La Somalie est confrontée à un important processus électoral le 8 février, après avoir été reporté en décembre en raison d'une série de divergences. Le gouvernement somalien n'a pas pu parvenir à un accord avec l'opposition sur la composition du conseil électoral, qui devrait être chargé de veiller au bon déroulement des élections. Le terrorisme et les affrontements internes tels que celui de Balad Hauo ne font que rendre difficile la progression des réformes dans le pays. 

Les quatre années de pouvoir de Farmajo se sont achevées à minuit hier soir, sans qu'aucune solution immédiate ne soit en vue pour résoudre la crise politique qui entraîne cette nation de la Corne de l'Afrique depuis que les différentes factions politiques ont ignoré la feuille de route convenue le 17 septembre. 

Les affrontements politiques et militaires entre le gouvernement central et les autorités régionales se sont multipliés ces dernières semaines. Plus d'une douzaine de civils ont été tués dans plusieurs villes de la région du Jubaland suite aux affrontements entre les forces armées somaliennes et les groupes armés liés aux forces de sécurité du Jubaland et, selon les accusations de Mogadiscio, armés par le Kenya. 

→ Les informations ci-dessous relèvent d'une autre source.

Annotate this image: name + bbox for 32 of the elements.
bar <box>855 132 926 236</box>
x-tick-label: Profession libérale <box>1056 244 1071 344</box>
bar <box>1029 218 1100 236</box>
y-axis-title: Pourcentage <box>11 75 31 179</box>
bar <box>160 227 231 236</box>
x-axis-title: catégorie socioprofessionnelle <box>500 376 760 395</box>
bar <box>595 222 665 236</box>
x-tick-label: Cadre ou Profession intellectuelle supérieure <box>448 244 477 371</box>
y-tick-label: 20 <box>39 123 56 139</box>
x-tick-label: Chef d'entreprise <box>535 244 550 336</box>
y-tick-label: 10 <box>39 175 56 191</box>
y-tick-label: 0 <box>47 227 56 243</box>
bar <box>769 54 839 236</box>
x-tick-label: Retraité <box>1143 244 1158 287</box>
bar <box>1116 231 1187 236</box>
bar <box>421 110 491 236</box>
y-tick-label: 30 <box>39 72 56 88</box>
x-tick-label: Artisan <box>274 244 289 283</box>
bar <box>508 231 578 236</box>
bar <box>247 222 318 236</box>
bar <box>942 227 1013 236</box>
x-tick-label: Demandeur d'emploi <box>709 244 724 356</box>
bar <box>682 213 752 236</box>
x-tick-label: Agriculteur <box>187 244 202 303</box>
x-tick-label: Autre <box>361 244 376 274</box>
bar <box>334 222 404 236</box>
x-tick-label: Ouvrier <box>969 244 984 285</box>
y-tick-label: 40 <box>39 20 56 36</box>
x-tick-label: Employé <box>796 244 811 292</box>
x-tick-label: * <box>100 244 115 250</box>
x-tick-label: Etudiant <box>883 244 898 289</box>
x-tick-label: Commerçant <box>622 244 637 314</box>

REUTERS/FEISAL OMARAR  -   El presidente de Somalia, Mohamed Abdullahi Farmajo
REUTERS/FEISAL OMARAR  -   Le président somalien Mohamed Abdullahi Farmajo

Le président de la Somalie est choisi par les législateurs du pays, mais les scrutins visant à élire les sénateurs et les députés pour élire le chef de l'État lors d'une session conjointe du parlement bicaméral ont déjà été reportés à deux reprises en raison de désaccords entre le gouvernement central et certaines régions.

Les dirigeants de l'opposition somalienne ont annoncé qu'ils ne reconnaissaient plus Mohamed Abdullahi Mohamed Farmaajo comme président du pays après l'expiration de son mandat aujourd'hui sans accord sur les élections pour choisir son remplaçant.

"En date du 8 février 2021, le Conseil des candidats de l'opposition ne reconnaît pas Farmaajo comme président", a déclaré l'organisme dans une déclaration publiée aujourd'hui, lundi, par les médias locaux.

"Le Conseil n'acceptera aucune forme d'extension de mandat par la pression", a ajouté l'opposition, dirigée par l'ancien président Cheikh Sharif Cheikh Ahmed.

La Mission d'assistance des Nations unies pour la Somalie (UNSOM) a exhorté aujourd'hui les dirigeants du pays de la Corne de l'Afrique à "reprendre d'urgence leur dialogue national pour parvenir à un accord final permettant la tenue d'élections dans les meilleurs délais".

Ce processus électoral a suscité de grandes attentes de la part de la communauté internationale. Cependant, les efforts déployés pour stabiliser le pays et lutter contre le terrorisme sous la direction d'Al-Shabaab portent leurs fruits. En outre, l'Union européenne a étendu ses opérations dans le pays, cherchant à renforcer le secteur de la sécurité. Cependant, les événements de la fin de 2020 et du début politique de 2021 n'augurent rien de bon pour un tel processus. La Somalie doit maintenant annoncer le processus à suivre pour l'élection d'une nouvelle date et voir si, d'ici là, les relations extérieures et intérieures peuvent être aplanies.